Media prepared with CDTA and low concentrations of Ca2+, as judged by the lack of Na+-dependent phosphorylation and ATPase activity of (Na+ +K+)-ATPase preparations are free of contaminant Mg2+. In these media, the Ca2+-ATPase from human red cell membranes is phosphorylated by ATP, and a low Ca2+-ATPase activity is present. In the absence of Mg2+ the rate of phosphorylation in the presence of 1 microM Ca2+ is very low but it approaches the rate measured in Mg2+-containing media if the concentration of Ca2+ is increased to 5 mM. The KCa for phosphorylation is 2 microM in the presence and 60 microM in the absence of Mg2+. Results are consistent with the idea that for catalysis of phosphorylation the Ca2+-ATPase needs Ca2+ at the transport site and Mg2+ at an activating site and that Ca2+ replaces Mg2+ at this site. Under conditions in which it increases the rate of phosphorylation, Ca2+ is without effect on the Ca2+-ATPase activity in the absence of Mg2+ suggesting that to stimulate ATP hydrolysis Mg2+ accelerates a reaction other than phosphorylation.
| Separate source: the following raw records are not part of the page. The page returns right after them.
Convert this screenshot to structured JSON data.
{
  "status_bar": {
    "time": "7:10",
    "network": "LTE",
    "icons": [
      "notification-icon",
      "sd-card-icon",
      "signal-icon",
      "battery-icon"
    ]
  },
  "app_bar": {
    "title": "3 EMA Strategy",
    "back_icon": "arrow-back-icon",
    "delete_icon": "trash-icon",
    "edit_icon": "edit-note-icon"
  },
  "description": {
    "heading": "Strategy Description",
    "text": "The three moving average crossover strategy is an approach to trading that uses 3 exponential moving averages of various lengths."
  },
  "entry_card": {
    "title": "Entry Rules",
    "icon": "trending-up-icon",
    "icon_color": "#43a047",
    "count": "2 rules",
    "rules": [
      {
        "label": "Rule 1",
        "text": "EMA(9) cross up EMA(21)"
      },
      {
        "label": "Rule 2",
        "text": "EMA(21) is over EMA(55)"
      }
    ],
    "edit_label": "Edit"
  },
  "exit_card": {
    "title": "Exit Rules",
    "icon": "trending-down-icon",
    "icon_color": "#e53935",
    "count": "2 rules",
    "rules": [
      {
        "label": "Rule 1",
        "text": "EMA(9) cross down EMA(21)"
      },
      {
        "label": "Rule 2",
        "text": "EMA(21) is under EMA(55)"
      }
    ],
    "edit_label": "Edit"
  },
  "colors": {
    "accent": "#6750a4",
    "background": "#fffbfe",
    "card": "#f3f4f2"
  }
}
Activation of the E1P----E2P reaction by Mg2+ is prevented by Ca2+ after but not before the synthesis of E1P from E1 and ATP, suggesting that Mg2+ stabilizes E1 in a state from which Mg2+ cannot be removed by Ca2+ and that Ca2+ stabilizes E1P in a state insensitive to Mg2+. The response of the Ca2+-ATPase activity to Mg2+ concentration is biphasic, activation with a KMg = 88 microM is followed by inhibition with a Ki = 9.2 mM. Ca2+ at concentration up to 1 mM acts as a dead-end inhibitor of the activation by Mg2+, and Mg2+ at concentrations up to 0.5 mM acts as a dead-end inhibitor of the effects of Ca2+ at the transport site of the Ca2+-ATPase.